Seriously And Responsibly Incorporate Technology Into The Education And Learning Processes, Starting With Connectivity
Miguel Brechner, one of the architects of Plan CEIBAL in Uruguay, was one of the first persons in the region to speak of connectivity as a right. Since then, and in the context of the pandemic, a kind of consensus has arisen around this idea. Today it is more evident that the “disconnected household” has not been able to study, work, do paperwork or even get information about what was happening. But access to educational and economic opportunities through technology goes beyond connectivity. It involves giving young people the tools to handle personal and social opportunities enabled by technology. Yet, educational systems still lack a determined inclusion of the skills necessary to manage today’s world (see the #skills21 illustration). These skills are now more important to students than ever before because digital transformation is much more about people and talent than technology. Students urgently need those skills to navigate a digital world and make sure they can continue learning throughout life.
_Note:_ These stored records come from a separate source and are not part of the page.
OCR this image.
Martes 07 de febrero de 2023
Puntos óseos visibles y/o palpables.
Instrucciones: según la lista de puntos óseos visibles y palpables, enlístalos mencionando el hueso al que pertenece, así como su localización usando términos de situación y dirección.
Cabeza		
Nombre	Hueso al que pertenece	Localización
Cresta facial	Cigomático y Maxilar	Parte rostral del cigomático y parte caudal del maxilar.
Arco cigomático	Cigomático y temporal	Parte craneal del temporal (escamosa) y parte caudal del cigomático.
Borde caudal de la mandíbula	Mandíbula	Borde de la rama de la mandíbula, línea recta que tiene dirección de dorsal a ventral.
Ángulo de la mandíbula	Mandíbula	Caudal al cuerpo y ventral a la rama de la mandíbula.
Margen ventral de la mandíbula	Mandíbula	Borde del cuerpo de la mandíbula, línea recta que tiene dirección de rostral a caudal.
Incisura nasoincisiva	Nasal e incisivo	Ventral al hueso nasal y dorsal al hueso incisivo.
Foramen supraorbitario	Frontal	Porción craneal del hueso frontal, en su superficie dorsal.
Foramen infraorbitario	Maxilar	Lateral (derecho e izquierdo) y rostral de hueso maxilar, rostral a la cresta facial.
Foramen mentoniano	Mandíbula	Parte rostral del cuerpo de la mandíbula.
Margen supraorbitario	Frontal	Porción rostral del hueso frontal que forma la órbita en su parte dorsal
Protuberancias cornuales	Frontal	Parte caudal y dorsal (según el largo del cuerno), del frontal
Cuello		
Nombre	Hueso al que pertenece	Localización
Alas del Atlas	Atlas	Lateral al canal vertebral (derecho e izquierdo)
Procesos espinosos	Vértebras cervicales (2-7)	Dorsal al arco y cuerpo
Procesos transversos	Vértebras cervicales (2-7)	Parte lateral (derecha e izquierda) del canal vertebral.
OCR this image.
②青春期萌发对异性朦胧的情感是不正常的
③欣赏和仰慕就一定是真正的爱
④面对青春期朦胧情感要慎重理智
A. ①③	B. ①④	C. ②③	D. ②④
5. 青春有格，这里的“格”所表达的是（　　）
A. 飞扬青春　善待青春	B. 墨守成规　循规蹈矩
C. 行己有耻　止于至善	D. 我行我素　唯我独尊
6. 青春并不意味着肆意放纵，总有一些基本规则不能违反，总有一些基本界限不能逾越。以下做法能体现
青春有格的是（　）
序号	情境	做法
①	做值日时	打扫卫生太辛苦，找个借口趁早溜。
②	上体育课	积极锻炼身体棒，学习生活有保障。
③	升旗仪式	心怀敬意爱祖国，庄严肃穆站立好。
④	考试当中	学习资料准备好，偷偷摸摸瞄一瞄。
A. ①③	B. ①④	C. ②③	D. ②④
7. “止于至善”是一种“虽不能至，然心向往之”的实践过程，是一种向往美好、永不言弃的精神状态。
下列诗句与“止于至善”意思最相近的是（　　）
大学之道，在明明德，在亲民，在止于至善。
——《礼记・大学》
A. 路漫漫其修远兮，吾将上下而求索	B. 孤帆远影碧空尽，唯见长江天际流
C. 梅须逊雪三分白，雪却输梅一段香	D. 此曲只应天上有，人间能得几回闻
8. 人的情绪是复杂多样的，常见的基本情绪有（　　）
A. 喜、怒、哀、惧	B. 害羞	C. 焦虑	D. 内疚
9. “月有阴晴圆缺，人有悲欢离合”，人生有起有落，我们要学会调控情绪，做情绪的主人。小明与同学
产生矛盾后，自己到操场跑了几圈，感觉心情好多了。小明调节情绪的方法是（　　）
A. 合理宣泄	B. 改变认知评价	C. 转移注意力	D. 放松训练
Strengthen The Ecosystem Through Partnerships With The Private Sector
Formal education systems need to look and learn from what is happening in the entire ecosystem and generate alliances with the private sector and civil society organizations to transform education. This is a historical responsibility with the COVID Generation. The pandemic has starkly exposed the drama of inequality. Latin America and the Caribbean already had a lost decade: it cannot take on now a lost generation. Speaking to this idea, in October 2019, a regional Coalition for the development of 21st-century skills in Latin America and the Caribbean was created in
Panama. It is a call for action. Our responsibility today is to prepare children and young people to succeed in an uncertain future.
The Coalition is an alliance with 34 public and private high-calibre actors such as Google, Amazon Web Services, Ashoka, HundrED, CLOO, D2L, FORGE, Fundación Scholas Ocurrentes, ISTE, GRAMMY, Holberton, Minerva, KERIS, SKTelecom, Think Equal, TUMO, Fundación Barcelona, Laboratoria, Trilema Foundation, Santillana Foundation, Wikimedia Foundation, French Development Agency, REDUCA, Plan Ceibal, among many others. The Coalition is led by the IDB with a firm commitment that, each partner within the scope of its activities will contribute to create training and employment opportunities and provide people with the necessary skills for economic inclusion.